INTRODUZIONE: l’emergenza dovuta alla pandemia di SARS-CoV-2 ha colpito il sistema sanitario nazionale e regionale, che ha dovuto riorganizzarsi e aumentare le risorse per fare fronte a una situazione improvvisa, incerta e nuova.
OBIETTIVI:
descrivere le caratteristiche cliniche, gli outcome a breve termine e la gestione dei pazienti positivi al SARS-CoV-2 che hanno avuto un accesso al pronto soccorso (PS) dell’ospedale San Luigi Gonzaga di Orbassano (TO) nei mesi di marzo e aprile 2020 e valutare se vi sia stata una differenza temporale nelle caratteristiche dei pazienti, nella gestione clinica e nei loro outcome.
DISEGNO:
confronti di diversi periodi temporali in una coorte clinica.
SETTING E PARTECIPANTI:
sono state raccolte le cartelle cliniche di tutti i pazienti che hanno avuto un accesso in PS e il cui tampone è risultato positivo per SARS-CoV-2. Le caratteristiche demografiche, le comorbidità preesistenti, i parametri misurati al triage, i risultati degli esami diagnostici e i risultati dei test di laboratorio sono stati descritti separatamente per quattro periodi temporali.
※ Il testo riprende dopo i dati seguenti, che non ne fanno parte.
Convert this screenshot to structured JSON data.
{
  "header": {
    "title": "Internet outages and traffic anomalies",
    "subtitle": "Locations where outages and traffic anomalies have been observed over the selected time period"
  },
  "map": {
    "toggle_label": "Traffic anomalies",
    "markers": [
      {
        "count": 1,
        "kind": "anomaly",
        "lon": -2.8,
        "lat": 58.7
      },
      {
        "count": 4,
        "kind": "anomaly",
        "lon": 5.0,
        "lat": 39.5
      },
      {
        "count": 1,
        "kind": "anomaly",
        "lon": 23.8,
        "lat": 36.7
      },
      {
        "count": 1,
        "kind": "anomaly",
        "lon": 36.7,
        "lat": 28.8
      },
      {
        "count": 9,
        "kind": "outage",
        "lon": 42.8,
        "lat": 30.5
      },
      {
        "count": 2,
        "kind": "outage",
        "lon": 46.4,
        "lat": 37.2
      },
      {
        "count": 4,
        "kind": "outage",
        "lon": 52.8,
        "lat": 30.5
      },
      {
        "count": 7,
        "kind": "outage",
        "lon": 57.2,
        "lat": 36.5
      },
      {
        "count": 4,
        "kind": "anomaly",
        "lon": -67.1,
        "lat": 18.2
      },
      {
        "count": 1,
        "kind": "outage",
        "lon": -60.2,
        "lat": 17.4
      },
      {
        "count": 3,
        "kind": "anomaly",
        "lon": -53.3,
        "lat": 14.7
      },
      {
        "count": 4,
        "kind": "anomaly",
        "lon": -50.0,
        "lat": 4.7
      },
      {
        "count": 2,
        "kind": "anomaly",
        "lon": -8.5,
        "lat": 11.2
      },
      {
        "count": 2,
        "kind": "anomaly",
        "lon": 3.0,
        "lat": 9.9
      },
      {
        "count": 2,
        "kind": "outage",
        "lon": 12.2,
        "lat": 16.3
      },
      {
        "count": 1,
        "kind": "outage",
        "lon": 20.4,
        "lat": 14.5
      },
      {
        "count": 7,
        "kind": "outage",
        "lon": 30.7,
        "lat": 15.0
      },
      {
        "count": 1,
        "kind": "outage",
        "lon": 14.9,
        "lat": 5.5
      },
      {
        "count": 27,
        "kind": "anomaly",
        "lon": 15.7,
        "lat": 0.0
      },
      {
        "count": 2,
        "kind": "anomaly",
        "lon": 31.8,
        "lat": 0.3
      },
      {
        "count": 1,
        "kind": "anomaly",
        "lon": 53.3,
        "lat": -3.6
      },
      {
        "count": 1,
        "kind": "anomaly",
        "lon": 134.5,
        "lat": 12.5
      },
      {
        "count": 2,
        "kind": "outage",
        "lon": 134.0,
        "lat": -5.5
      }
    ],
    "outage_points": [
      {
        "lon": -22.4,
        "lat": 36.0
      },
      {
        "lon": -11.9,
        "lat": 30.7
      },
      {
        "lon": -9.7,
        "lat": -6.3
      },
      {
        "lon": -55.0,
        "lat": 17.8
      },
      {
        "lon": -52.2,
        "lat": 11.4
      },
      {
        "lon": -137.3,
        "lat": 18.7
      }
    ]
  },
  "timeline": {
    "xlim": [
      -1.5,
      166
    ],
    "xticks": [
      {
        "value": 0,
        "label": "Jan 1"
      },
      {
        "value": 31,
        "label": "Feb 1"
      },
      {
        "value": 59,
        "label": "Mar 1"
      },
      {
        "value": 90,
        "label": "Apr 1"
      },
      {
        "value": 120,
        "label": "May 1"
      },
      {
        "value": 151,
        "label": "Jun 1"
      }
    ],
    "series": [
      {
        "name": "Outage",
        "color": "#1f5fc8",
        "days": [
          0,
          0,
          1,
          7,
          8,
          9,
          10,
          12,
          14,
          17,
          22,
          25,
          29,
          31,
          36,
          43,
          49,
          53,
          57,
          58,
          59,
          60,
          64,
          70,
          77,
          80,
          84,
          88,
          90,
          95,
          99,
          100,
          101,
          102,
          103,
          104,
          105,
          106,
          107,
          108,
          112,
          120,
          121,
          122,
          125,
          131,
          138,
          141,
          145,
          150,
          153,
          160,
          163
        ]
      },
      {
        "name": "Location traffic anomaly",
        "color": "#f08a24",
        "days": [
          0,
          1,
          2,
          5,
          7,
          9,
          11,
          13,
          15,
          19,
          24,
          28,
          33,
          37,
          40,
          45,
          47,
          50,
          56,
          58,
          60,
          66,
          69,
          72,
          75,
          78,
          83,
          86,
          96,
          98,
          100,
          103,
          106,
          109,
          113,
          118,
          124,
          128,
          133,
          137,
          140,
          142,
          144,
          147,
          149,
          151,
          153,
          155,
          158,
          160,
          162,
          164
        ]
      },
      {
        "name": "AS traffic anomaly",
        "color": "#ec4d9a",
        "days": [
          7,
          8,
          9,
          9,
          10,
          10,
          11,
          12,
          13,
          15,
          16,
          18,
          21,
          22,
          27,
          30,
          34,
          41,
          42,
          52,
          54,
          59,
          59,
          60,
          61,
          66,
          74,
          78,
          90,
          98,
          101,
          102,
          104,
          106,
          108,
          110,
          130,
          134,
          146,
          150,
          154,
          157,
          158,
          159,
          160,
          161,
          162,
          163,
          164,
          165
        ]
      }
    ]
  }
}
PRINCIPALI MISURE DI OUTCOME:
dimissione dal PS, tipo di reparto di trasferimento (a bassa o alta intensità di cura), mortalità intraospedaliera a breve termine, lunghezza del ricovero. L’associazione tra caratteristiche dei pazienti e i principali outcome è stata misurata utilizzando modelli di regressione logistica multivariati.
RISULTATI:
l’età dei pazienti è aumentata tra marzo e aprile, così come la prevalenza di donne e le comorbidità associate. Non si è osservata una differenza di sintomi all’accettazione o di risultati dei test di laboratorio. La gravità clinica al triage e il bisogno di intensità delle cure sono stati più elevati nelle prime settimane, così come la presentazione clinica di insufficienza respiratoria e gli esami diagnostici con segni di polmonite interstiziale bilaterale. Concordemente, la mortalità intraospedaliera è stata più alta nel primo periodo. Tuttavia, circa metà dei pazienti del primo periodo è stata dimessa dal PS senza ricovero in quanto casi lievi di COVID-19. Al contrario, in aprile è aumentato il numero dei ricoverati, anche se in reparti a bassa intensità, mentre vi è stata una diminuzione di accessi in PS dei casi lievi.
CONCLUSIONI:
i risultati dello studio suggeriscono che nelle prime settimane di pandemia di SARS-CoV-2 sono cambiate sia le procedure di gestione dei pazienti a livello ospedaliero – e, probabilmente, anche sul territorio, come suggerito dalla differente popolazione che ha avuto accesso al PS – sia le caratteristiche cliniche e anagrafiche dei pazienti COVID-19.